The paper presents a novel Q-MuSIK scheme that outperforms classical methods in convergence and runtime, and proposes a high-dimensional quadrature formula using this interpolation.

Findings

Q-MuSIK achieves better convergence than classical quasi-interpolation.

Q-MuSIK is more efficient in high-dimensional problems, avoiding large algebraic systems.

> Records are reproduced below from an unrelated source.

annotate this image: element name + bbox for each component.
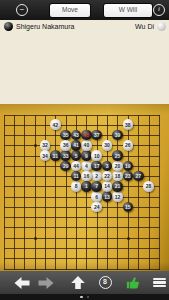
stone-28: 28: [143, 181, 154, 192]
stone-17: 17: [91, 161, 102, 172]
thumbs-up-button[interactable]: [123, 275, 141, 290]
stone-24: 24: [91, 202, 102, 213]
stone-7: 7: [91, 181, 102, 192]
stone-1: 1: [81, 181, 92, 192]
white-player-name: Wu Di: [132, 23, 157, 30]
app-screen: − Move W Will i Shigeru Nakamura Wu Di 1…: [0, 0, 169, 300]
stone-35: 35: [60, 130, 71, 141]
back-arrow-button[interactable]: [12, 276, 32, 290]
stone-29: 29: [60, 161, 71, 172]
grid-line: [4, 269, 160, 270]
grid-line: [24, 115, 25, 270]
page-indicator: [0, 294, 169, 300]
black-player-name: Shigeru Nakamura: [13, 23, 77, 30]
stone-14: 14: [102, 181, 113, 192]
stone-6: 6: [91, 191, 102, 202]
move-number-button[interactable]: 8: [97, 276, 113, 289]
stone-38: 38: [123, 119, 134, 130]
up-arrow-button[interactable]: [68, 275, 88, 290]
stone-41: 41: [71, 140, 82, 151]
stone-27: 27: [133, 171, 144, 182]
board[interactable]: 1234567891011121314151617181920212223242…: [0, 104, 169, 272]
stone-20: 20: [112, 161, 123, 172]
minus-circle-button[interactable]: −: [16, 4, 28, 16]
stone-45: 45: [81, 130, 92, 141]
grid-line: [4, 227, 160, 228]
stone-44: 44: [71, 161, 82, 172]
stone-23: 23: [123, 171, 134, 182]
info-icon[interactable]: i: [153, 4, 165, 16]
grid-line: [138, 115, 139, 270]
grid-line: [35, 115, 36, 270]
stone-36: 36: [60, 140, 71, 151]
stone-40: 40: [81, 140, 92, 151]
stone-4: 4: [81, 161, 92, 172]
stone-9: 9: [81, 150, 92, 161]
stone-43: 43: [71, 130, 82, 141]
move-button[interactable]: Move: [49, 3, 91, 18]
arrow-up-icon: [70, 275, 86, 290]
stone-25: 25: [112, 150, 123, 161]
stone-12: 12: [112, 191, 123, 202]
white-stone-icon: [157, 22, 166, 31]
grid-line: [4, 258, 160, 259]
stone-31: 31: [50, 150, 61, 161]
page-dot-1[interactable]: [80, 296, 82, 298]
star-point: [34, 237, 37, 240]
grid-line: [45, 115, 46, 270]
stone-13: 13: [102, 191, 113, 202]
black-stone-icon: [4, 22, 13, 31]
star-point: [34, 144, 37, 147]
star-point: [127, 237, 130, 240]
top-nav-bar: − Move W Will i: [0, 0, 169, 20]
stone-16: 16: [81, 171, 92, 182]
stone-3: 3: [102, 161, 113, 172]
grid-line: [128, 115, 129, 270]
grid-line: [4, 207, 160, 208]
stone-42: 42: [50, 119, 61, 130]
stone-19: 19: [123, 161, 134, 172]
stone-22: 22: [102, 171, 113, 182]
player-bar: Shigeru Nakamura Wu Di: [0, 20, 169, 33]
stone-39: 39: [112, 130, 123, 141]
grid-line: [159, 115, 160, 270]
stone-21: 21: [112, 181, 123, 192]
stone-18: 18: [112, 171, 123, 182]
stone-33: 33: [60, 150, 71, 161]
stone-8: 8: [71, 181, 82, 192]
stone-10: 10: [91, 150, 102, 161]
stone-37: 37: [91, 130, 102, 141]
grid-line: [4, 217, 160, 218]
grid-line: [4, 115, 160, 116]
page-dot-2[interactable]: [87, 296, 89, 298]
grid-line: [4, 248, 160, 249]
grid-line: [149, 115, 150, 270]
grid-line: [4, 238, 160, 239]
stone-11: 11: [71, 171, 82, 182]
stone-34: 34: [40, 150, 51, 161]
move-counter: 8: [99, 276, 112, 289]
thumbs-up-icon: [125, 275, 140, 290]
grid-line: [14, 115, 15, 270]
forward-arrow-button[interactable]: [36, 276, 56, 290]
stone-2: 2: [91, 171, 102, 182]
w-will-button[interactable]: W Will: [103, 3, 153, 18]
grid-line: [4, 115, 5, 270]
stone-15: 15: [123, 202, 134, 213]
arrow-left-icon: [13, 276, 31, 290]
arrow-right-icon: [37, 276, 55, 290]
grid-line: [55, 115, 56, 270]
grid-line: [4, 125, 160, 126]
stone-32: 32: [40, 140, 51, 151]
stone-5: 5: [71, 150, 82, 161]
bottom-toolbar: 8: [0, 271, 169, 294]
stone-30: 30: [102, 140, 113, 151]
stone-26: 26: [123, 140, 134, 151]
grid-line: [4, 197, 160, 198]
hamburger-icon: [153, 278, 166, 288]
menu-button[interactable]: [150, 278, 168, 288]
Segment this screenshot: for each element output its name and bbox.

Numerical results demonstrate effectiveness in high-dimensional interpolation and quadrature.

Abstract

Motivated by the recent multilevel sparse kernel-based interpolation (MuSIK) algorithm proposed in [Georgoulis, Levesley and Subhan, SIAM J. Sci. Comput., 35(2), pp. A815-A831, 2013], we introduce the new quasi-multilevel sparse interpolation with kernels (Q-MuSIK) via the combination technique. The Q-MuSIK scheme achieves better convergence and run time in comparison with classical quasi-interpolation; namely, the Q-MuSIK algorithm is generally superior to the MuSIK methods in terms of run time in particular in high-dimensional interpolation problems, since there is no need to solve large algebraic systems. We subsequently propose a fast, low complexity, high-dimensional quadrature formula based on Q-MuSIK interpolation of the integrand. We present the results of numerical experimentation for both interpolation and quadrature in high dimension.